Methods for “additive” problems in number theory

Question

I was wondering if there are some classical methods to tackle problems in number theory dealing with sums where the primes are not well-"controled". I talk about problems where we want to link a certain sum with information about the primes dividing the elements of the sum: the $abc$ conjecture is an example of such a problem, since we want to link $a$, $b$ and $a+b$ to the prime factors of $abc$, knowing that $a$, $b$ and $a+b$ are coprime. Another "additive" problem is the Goldbach conjecture.

Since the natural way to deal with prime factors is for... factorization, these kinds of problems look way more complicated. Except sieve methods, are there any conclusive methods?

Answer 1

There's the recent XYZ conjecture of Lagarias and Soundararajan. It concerns bounding $\log(\log(A+B))$ in terms of the largest prime $p$ dividing $AB(A+B).$

Also, a great way to understand properties a triple $(A,B,C)$ of nonzero integers satisfying $$A + B = C$$ is to consider properties of the Frey elliptic curve $$ E_{(A,B,C)} : y^2 = x (x-A) (x+B)$$ as well as additional structures (e.g. modular forms, Galois representations) associated with this elliptic curve. This is one of the routes by which the ABC conjecture was originally discovered.

Barry Mazur's notes here are quite informative on these matters.

Answer 2

I'm currently studying with Melvyn Nathanson,who is really considered one of the experts on additive number theory.His texts,ADDITIVE NUMBER THEORY:THE CLASSICAL BASES and ADDITIVE NUMBER THEORY:INVERSE PROBLEMS are really the standard introductions to the subject.They are both published by Springer-Verlag.
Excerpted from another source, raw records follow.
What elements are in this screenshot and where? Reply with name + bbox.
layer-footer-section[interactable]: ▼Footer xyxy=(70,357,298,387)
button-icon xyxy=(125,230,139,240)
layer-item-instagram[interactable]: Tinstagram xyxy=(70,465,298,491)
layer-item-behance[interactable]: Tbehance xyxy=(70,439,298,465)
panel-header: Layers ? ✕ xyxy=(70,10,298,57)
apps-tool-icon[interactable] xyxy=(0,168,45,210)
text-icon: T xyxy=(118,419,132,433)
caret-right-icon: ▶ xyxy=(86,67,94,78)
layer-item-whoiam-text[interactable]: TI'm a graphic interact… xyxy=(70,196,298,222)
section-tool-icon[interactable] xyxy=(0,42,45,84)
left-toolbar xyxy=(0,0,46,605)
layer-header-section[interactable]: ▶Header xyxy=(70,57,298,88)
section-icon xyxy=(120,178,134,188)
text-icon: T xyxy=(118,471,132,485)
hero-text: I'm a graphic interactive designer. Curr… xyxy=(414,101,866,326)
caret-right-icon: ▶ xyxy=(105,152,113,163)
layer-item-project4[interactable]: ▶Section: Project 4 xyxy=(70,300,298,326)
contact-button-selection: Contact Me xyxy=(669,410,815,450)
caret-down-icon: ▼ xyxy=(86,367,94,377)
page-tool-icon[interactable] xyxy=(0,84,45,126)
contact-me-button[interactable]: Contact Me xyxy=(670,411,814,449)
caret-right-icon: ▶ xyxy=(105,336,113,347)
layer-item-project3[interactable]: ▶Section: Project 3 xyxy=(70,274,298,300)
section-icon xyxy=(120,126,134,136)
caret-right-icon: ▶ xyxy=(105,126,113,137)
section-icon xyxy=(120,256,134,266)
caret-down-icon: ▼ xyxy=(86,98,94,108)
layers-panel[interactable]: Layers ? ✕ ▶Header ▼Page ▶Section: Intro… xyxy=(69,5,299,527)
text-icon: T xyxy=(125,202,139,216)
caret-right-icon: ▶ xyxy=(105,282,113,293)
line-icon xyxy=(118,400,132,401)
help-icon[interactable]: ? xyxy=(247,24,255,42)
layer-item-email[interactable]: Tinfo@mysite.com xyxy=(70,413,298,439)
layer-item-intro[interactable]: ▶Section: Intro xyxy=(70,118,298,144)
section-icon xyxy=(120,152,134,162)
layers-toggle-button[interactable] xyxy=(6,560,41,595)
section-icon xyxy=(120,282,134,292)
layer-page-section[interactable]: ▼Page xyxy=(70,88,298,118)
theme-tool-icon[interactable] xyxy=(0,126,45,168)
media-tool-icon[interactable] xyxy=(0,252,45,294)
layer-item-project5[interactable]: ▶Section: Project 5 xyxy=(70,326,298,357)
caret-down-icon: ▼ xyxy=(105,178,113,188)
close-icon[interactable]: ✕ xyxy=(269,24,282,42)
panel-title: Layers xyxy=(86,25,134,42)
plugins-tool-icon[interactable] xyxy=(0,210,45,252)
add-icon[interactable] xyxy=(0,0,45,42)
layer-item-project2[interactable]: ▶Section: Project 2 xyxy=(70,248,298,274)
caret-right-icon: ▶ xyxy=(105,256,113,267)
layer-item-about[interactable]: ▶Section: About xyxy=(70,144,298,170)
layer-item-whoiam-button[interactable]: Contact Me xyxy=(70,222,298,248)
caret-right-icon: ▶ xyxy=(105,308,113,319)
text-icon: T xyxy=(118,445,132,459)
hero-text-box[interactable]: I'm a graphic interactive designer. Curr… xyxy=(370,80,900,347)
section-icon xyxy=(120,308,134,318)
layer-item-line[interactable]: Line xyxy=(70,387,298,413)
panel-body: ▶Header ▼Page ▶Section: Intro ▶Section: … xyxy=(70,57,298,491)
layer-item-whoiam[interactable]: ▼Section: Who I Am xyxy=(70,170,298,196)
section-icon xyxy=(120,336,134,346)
I'd also look at his papers on the Archive-he's written many of them on open problems in additive number theory.A full list can be found-with links to many of them in PDF for download-at: http://front.math.ucdavis.edu/search?a=Nathanson%2C+Melvyn&t=&q=&c=&n=40&s=Listings.

You'll also find the most recent version of an overview of open problems in both additive number theory and combinatorics that Melvyn's been working on for a few years at:

http://arxiv.org/PS_cache/arxiv/pdf/0807/0807.2073v1.pdf

I think you'll find the latter reference particularly pertinent to your questions.

The subject is very interesting since it essentially involves all subsets of the integers whose members can be expressed as arithmetic progressions.This provides connections to not only number theoretic questions in geometric group theory and analysis,but I'm currently investigating the role of topology in determining the structure of such "sumsets" of Z.